The controversial minister said that Muslims in several regions where they are members of a minority, such as in Bali, North Sulawesi, and East Nusa Tenggara, have met the same challenges when trying to get permits to build mosques.
“But they don’t talk to the press. They also don’t protest or perform prayers in front of the Presidential Palace. The requirement to obtain such a permit is only administrative, there is no need to turn it into a political issue,” Suryadharma said.
Suryadharma was referring to members of the Indonesian Christian Church (GKI) Yasmin from Bogor, West Java, and the Batak Christian Protestant Church (HKBP) Filadelfia of Bekasi, also in West Java, who have been conducting their Sunday services in front of the Presidential Palace in the past two years because local governments have sealed off their churches due to building permit disputes.

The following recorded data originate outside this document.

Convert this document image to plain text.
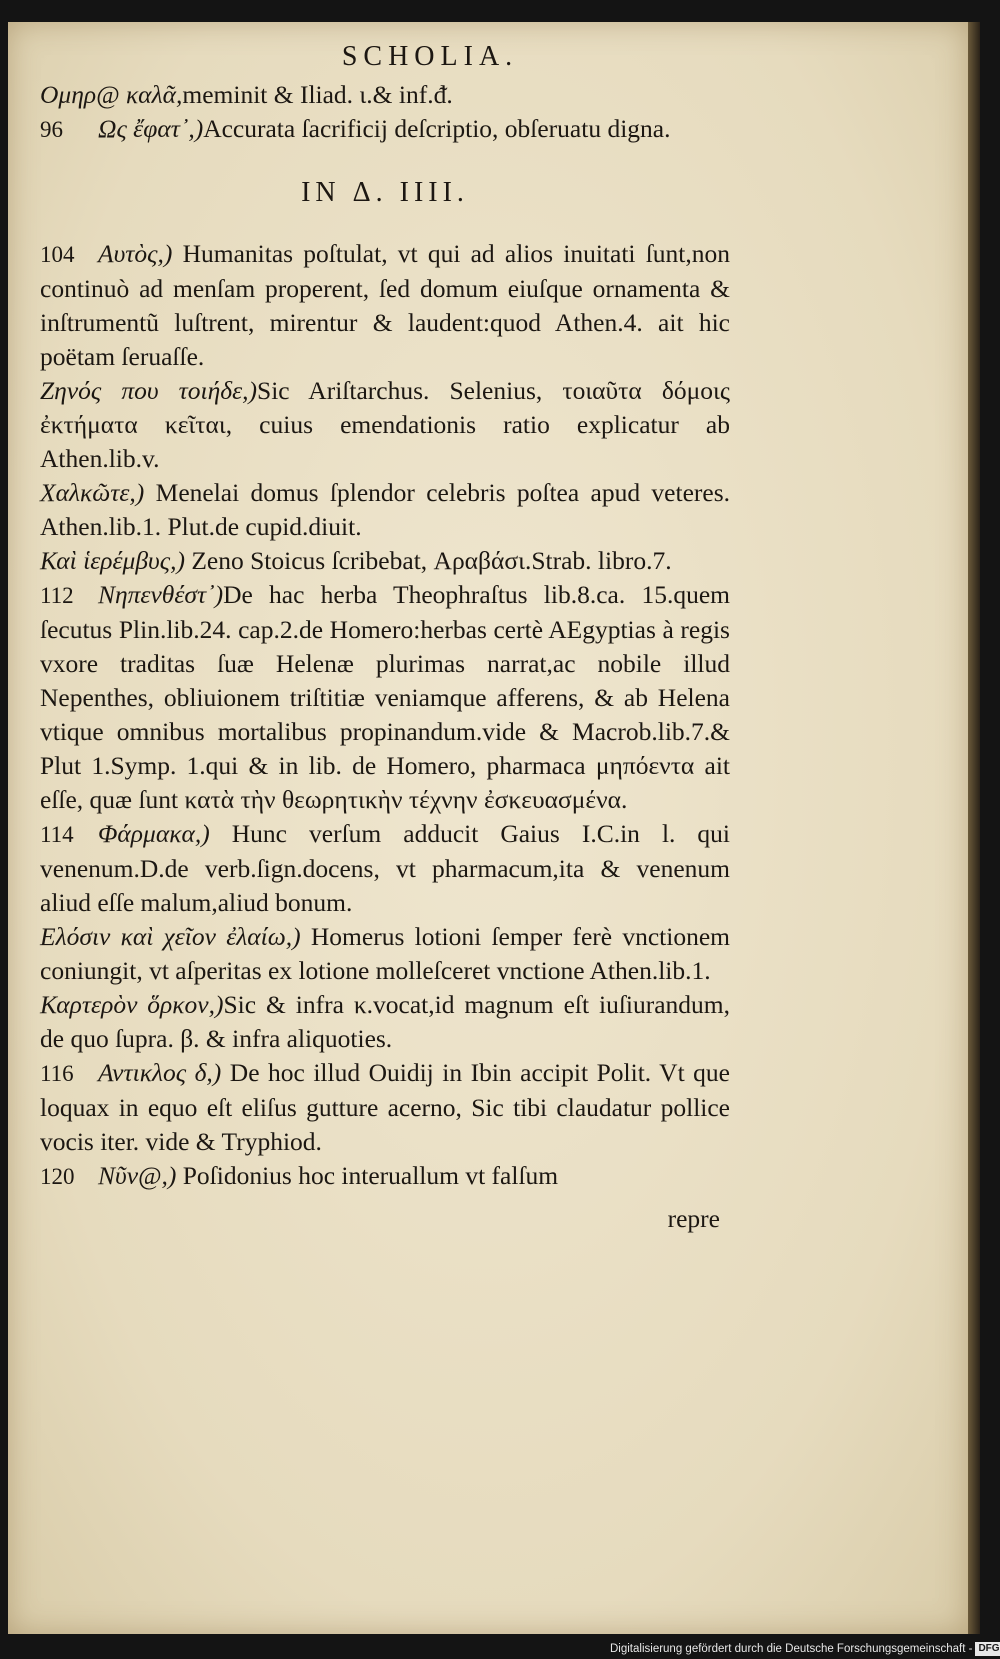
SCHOLIA.

Ομηρ@ καλᾶ,meminit & Iliad. ι.& inf.ᵭ.

96 Ως ἔφατ᾽,)Accurata ſacrificij deſcriptio, obſeruatu digna.

IN Δ. IIII.

104 Αυτὸς,) Humanitas poſtulat, vt qui ad alios inuitati ſunt,non continuò ad menſam properent, ſed domum eiuſque ornamenta & inſtrumentũ luſtrent, mirentur & laudent:quod Athen.4. ait hic poëtam ſeruaſſe.

Ζηνός που τοιήδε,)Sic Ariſtarchus. Selenius, τοιαῦτα δόμοις ἐκτήματα κεῖται, cuius emendationis ratio explicatur ab Athen.lib.v.

Χαλκῶτε,) Menelai domus ſplendor celebris poſtea apud veteres. Athen.lib.1. Plut.de cupid.diuit.

Καὶ ἱερέμβυς,) Zeno Stoicus ſcribebat, Αραβάσι.Strab. libro.7.

112 Νηπενθέστ᾽)De hac herba Theophraſtus lib.8.ca. 15.quem ſecutus Plin.lib.24. cap.2.de Homero:herbas certè AEgyptias à regis vxore traditas ſuæ Helenæ plurimas narrat,ac nobile illud Nepenthes, obliuionem triſtitiæ veniamque afferens, & ab Helena vtique omnibus mortalibus propinandum.vide & Macrob.lib.7.& Plut 1.Symp. 1.qui & in lib. de Homero, pharmaca μηπόεντα ait eſſe, quæ ſunt κατὰ τὴν θεωρητικὴν τέχνην ἐσκευασμένα.

114 Φάρμακα,) Hunc verſum adducit Gaius I.C.in l. qui venenum.D.de verb.ſign.docens, vt pharmacum,ita & venenum aliud eſſe malum,aliud bonum.

Ελόσιν καὶ χεῖον ἐλαίω,) Homerus lotioni ſemper ferè vnctionem coniungit, vt aſperitas ex lotione molleſceret vnctione Athen.lib.1.

Καρτερὸν ὅρκον,)Sic & infra κ.vocat,id magnum eſt iuſiurandum, de quo ſupra. β. & infra aliquoties.

116 Αντικλος δ,) De hoc illud Ouidij in Ibin accipit Polit. Vt que loquax in equo eſt eliſus gutture acerno, Sic tibi claudatur pollice vocis iter. vide & Tryphiod.

120 Νῦν@,) Poſidonius hoc interuallum vt falſum

repre
Digitalisierung gefördert durch die Deutsche Forschungsgemeinschaft - DFG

HKBP Filadelfia has been involved in a building permit dispute with local residents at Jejalen Jaya village for years as the locals refused to allow a church to be built in their neighborhood.
Representatives of the HKBP church said that they had secured permits from local government to build their church in the village, but, in 2011, the Bandung State Administrative Court in West Java overturned a ruling by the Bekasi administration which had given the go-ahead for the construction of the church.
The locals have prevented HKBP members from conducting Sunday services at the church since then.
The Bogor administration has denied a request for a building permit for GKI Yasmin, despite a ruling by the Supreme Court that upheld the rights of the congregation to open a place of worship in the area.
Suryadharma, also chairman of Muslim-based United Development Party (PPP), maintained that the 2006 joint ministerial decree, which regulates the construction of all places of worship of all religions in the country, including churches, has strict requirements simply to prevent social unrest.
The decree, which was issued by the religious affairs minister and the home minister, requires, among other things, that a congregation must have at least 90 members and have support from at least 60 locals in the vicinity of the place of worship.
“I’m very disappointed with the minister. He really doesn’t have any idea of the trouble we will have to deal with because of the decree,” Rev. Palti Panjaitan from HKBP Filadelfia said.
Separately, Bona Sigalingging of GKI Yasmin said that Suryadharma’s statement indicated the government had indirectly legitimized religious discrimination by the majority.
“The minister should have not applauded the action of those who have chosen silence after failing to get permits for their house of worship. He should have urged all government agencies to grant the people their rights to worship.”